The "Mini-Me drone" Iran says it reverse-engineered from an American aircraft is a crude fake, according to a new report, making it just the latest in a long line of the Islamic Republic's phony claims of weapons wizardry.

Iran's state-run Fars News Agency on Sunday trumpeted the news that the Islamic Revolution Guards Corps had made a copy of the Lockheed Martin RQ-170, and had shown off the craft at an aerospace exhibition in Tehran. But defense industry sources told the U.S. Naval Institute the supposedly cloned drone is a fake, and a crude one at that.

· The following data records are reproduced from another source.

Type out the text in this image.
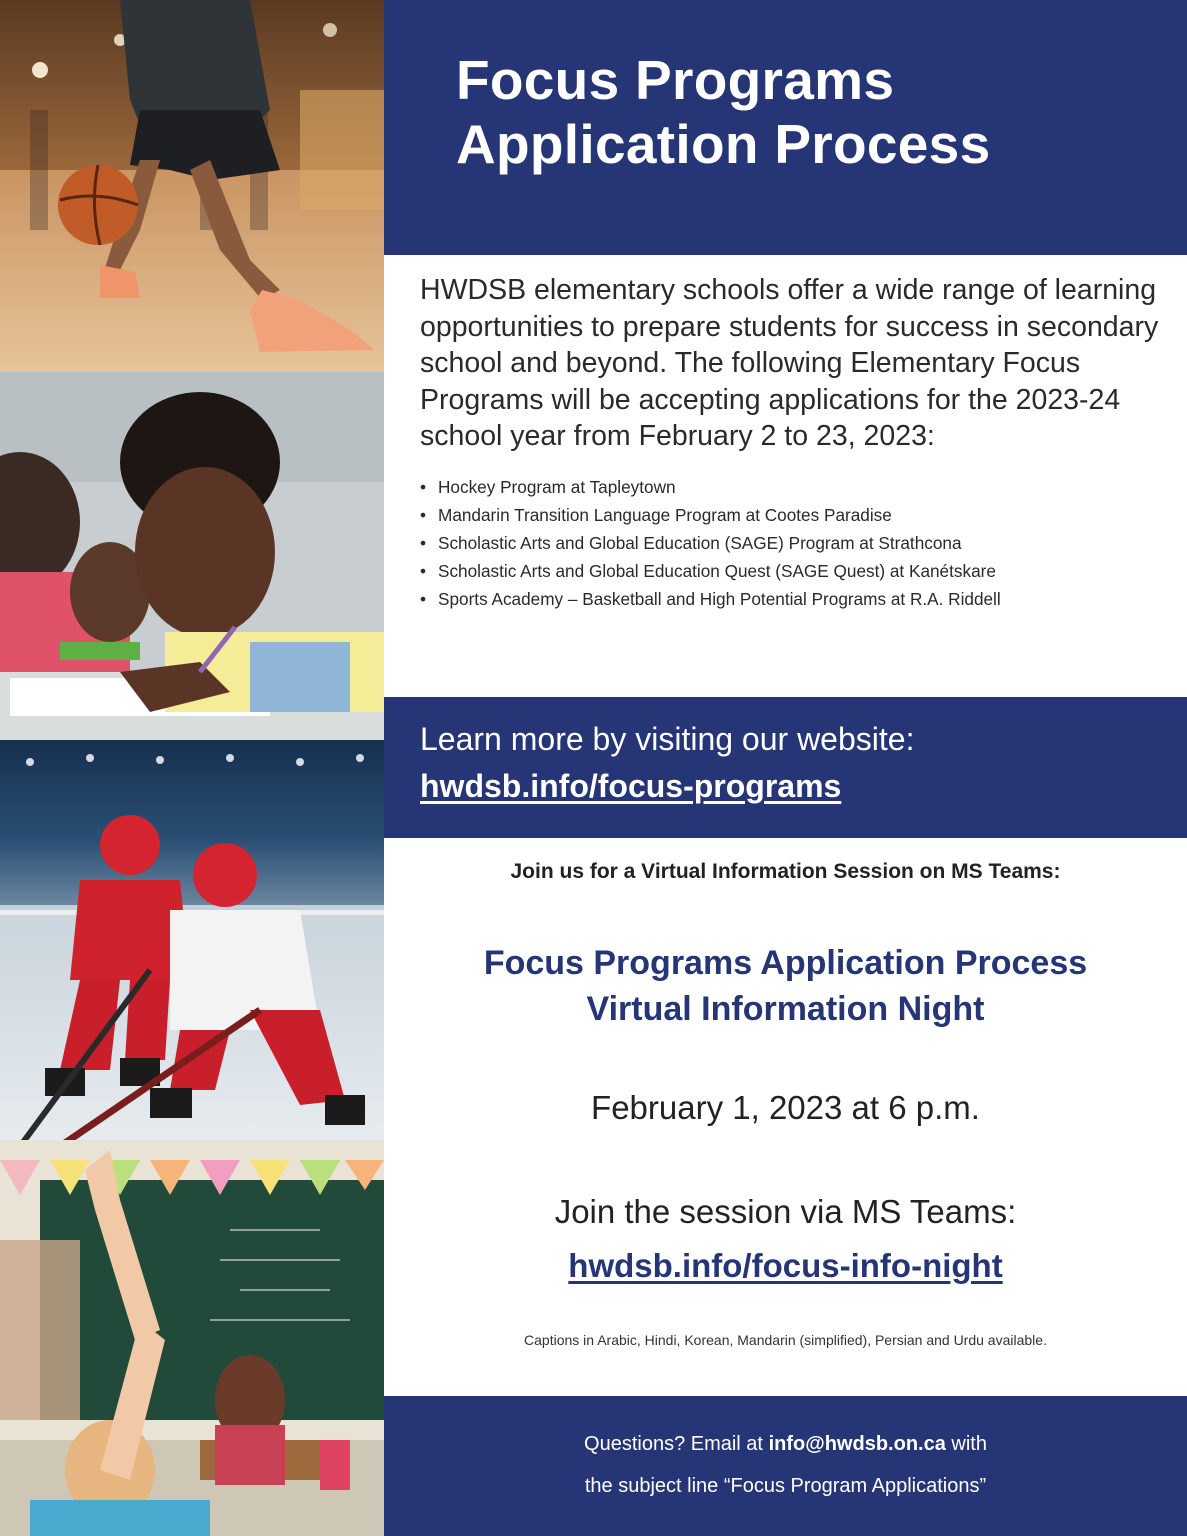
Focus Programs
Application Process

HWDSB elementary schools offer a wide range of learning opportunities to prepare students for success in secondary school and beyond. The following Elementary Focus Programs will be accepting applications for the 2023-24 school year from February 2 to 23, 2023:

• Hockey Program at Tapleytown
• Mandarin Transition Language Program at Cootes Paradise
• Scholastic Arts and Global Education (SAGE) Program at Strathcona
• Scholastic Arts and Global Education Quest (SAGE Quest) at Kanétskare
• Sports Academy – Basketball and High Potential Programs at R.A. Riddell
Learn more by visiting our website:
hwdsb.info/focus-programs
Join us for a Virtual Information Session on MS Teams:
Focus Programs Application Process
Virtual Information Night
February 1, 2023 at 6 p.m.
Join the session via MS Teams:
hwdsb.info/focus-info-night
Captions in Arabic, Hindi, Korean, Mandarin (simplified), Persian and Urdu available.
Questions? Email at info@hwdsb.on.ca with
the subject line “Focus Program Applications”
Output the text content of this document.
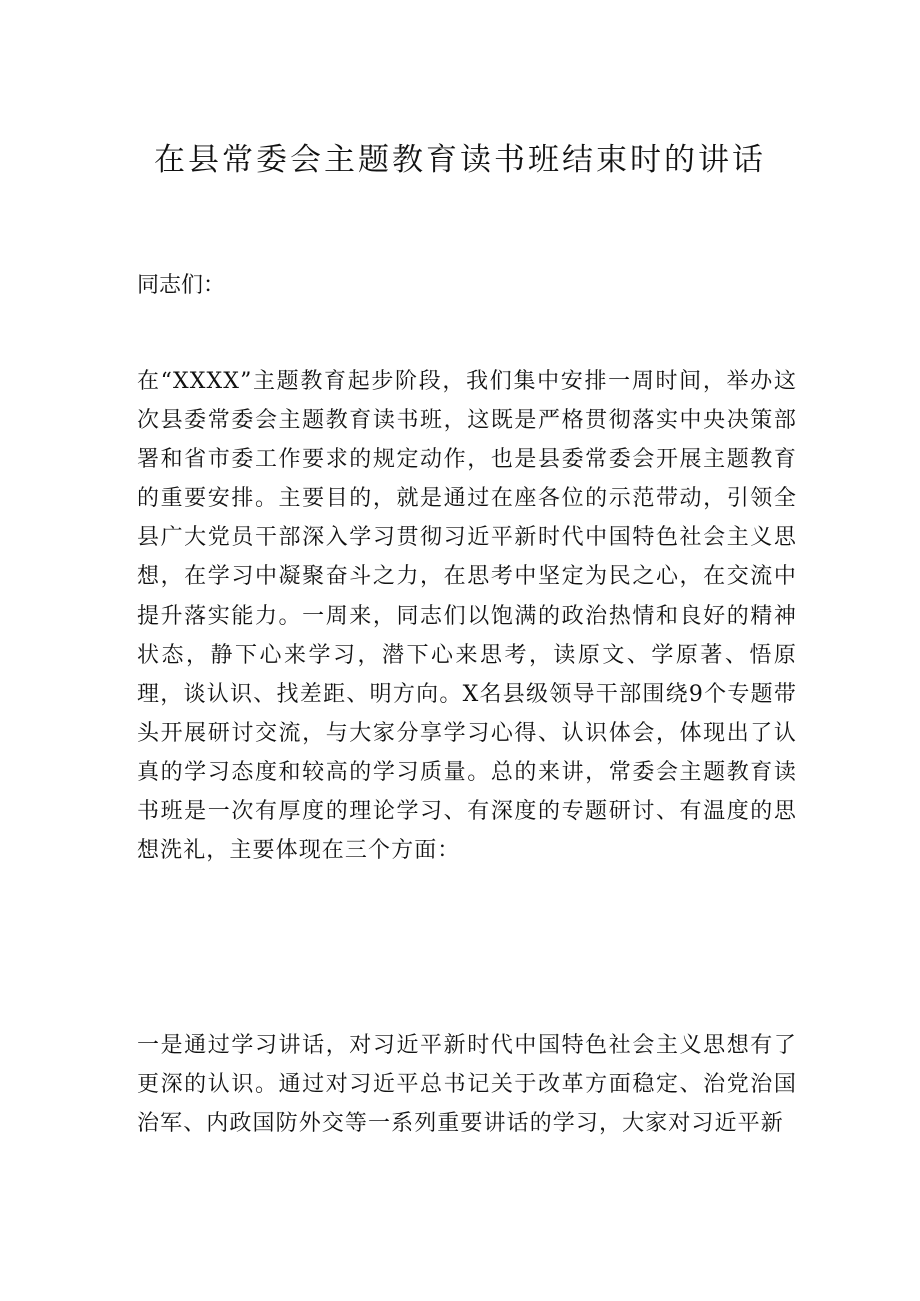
在县常委会主题教育读书班结束时的讲话

同志们：

在“XXXX”主题教育起步阶段，我们集中安排一周时间，举办这次县委常委会主题教育读书班，这既是严格贯彻落实中央决策部署和省市委工作要求的规定动作，也是县委常委会开展主题教育的重要安排。主要目的，就是通过在座各位的示范带动，引领全县广大党员干部深入学习贯彻习近平新时代中国特色社会主义思想，在学习中凝聚奋斗之力，在思考中坚定为民之心，在交流中提升落实能力。一周来，同志们以饱满的政治热情和良好的精神状态，静下心来学习，潜下心来思考，读原文、学原著、悟原理，谈认识、找差距、明方向。X名县级领导干部围绕9个专题带头开展研讨交流，与大家分享学习心得、认识体会，体现出了认真的学习态度和较高的学习质量。总的来讲，常委会主题教育读书班是一次有厚度的理论学习、有深度的专题研讨、有温度的思想洗礼，主要体现在三个方面：

一是通过学习讲话，对习近平新时代中国特色社会主义思想有了更深的认识。通过对习近平总书记关于改革方面稳定、治党治国治军、内政国防外交等一系列重要讲话的学习，大家对习近平新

“It seems their fiberglass work has improved a lot," the source said. "It also seems that if it were a functional copy, versus a detailed replica, it wouldn’t necessarily have the exact same landing gear, tires, etc.,” said one source familiar with the RQ-170.

“They would probably just use whatever extra F-5 parts or general aviation parts they had lying around.”

The Iranian drone was claimed to be built from the RQ-170 that had crashed inside that country on Dec. 4, 2011, during a CIA mission. Although Iran claimed to have downed the drone by hacking into its computer system, U.S. officials say it merely crashed. President Obama asked the Iranians to return the drone, but they refused.

It isn't the first time a big defense achievement by Iran has been exposed as amateurish fakery.

Iran has a history of unveiling new and powerful weaponry that is soon exposed as fake. In February 2013, the regime in Tehran announced a new stealth fighter -- the F-313. Photos showing the plane on the ground were followed by a video claiming to show the jet in flight, but the aircraft in the video was deemed by experts to be merely a small-scale model.

Ten years earlier, Tehran trotted out a warplane dubbed Shafagh, or “Twilight.” Although it was supposed to be a revolutionary, new lightweight fighter jet, it was proven last year to be a wooden mock-up when pictures surfaced on the Internet of the obviously wooden Shafagh model under construction.

Iran even reportedly built a bogus U.S. aircraft carrier so its Revolutionary Guards navy could practice attacking it with submarines in the Strait of Hormuz.

“They [Americans] know nothing," Navy Commander Rear Adm. Ali Fadavi told Fars News Agency in April. "We have been making and sinking replicas of U.S. destroyers, frigates and warships for long years, and we have sunk the replica of their vessels in 50 seconds through a series of operational measures."

But its Ghadir-class stealth mini-submarine, which is believed to be real, and built with Chinese technology, sank during the mission, with 10 sailors reportedly lost.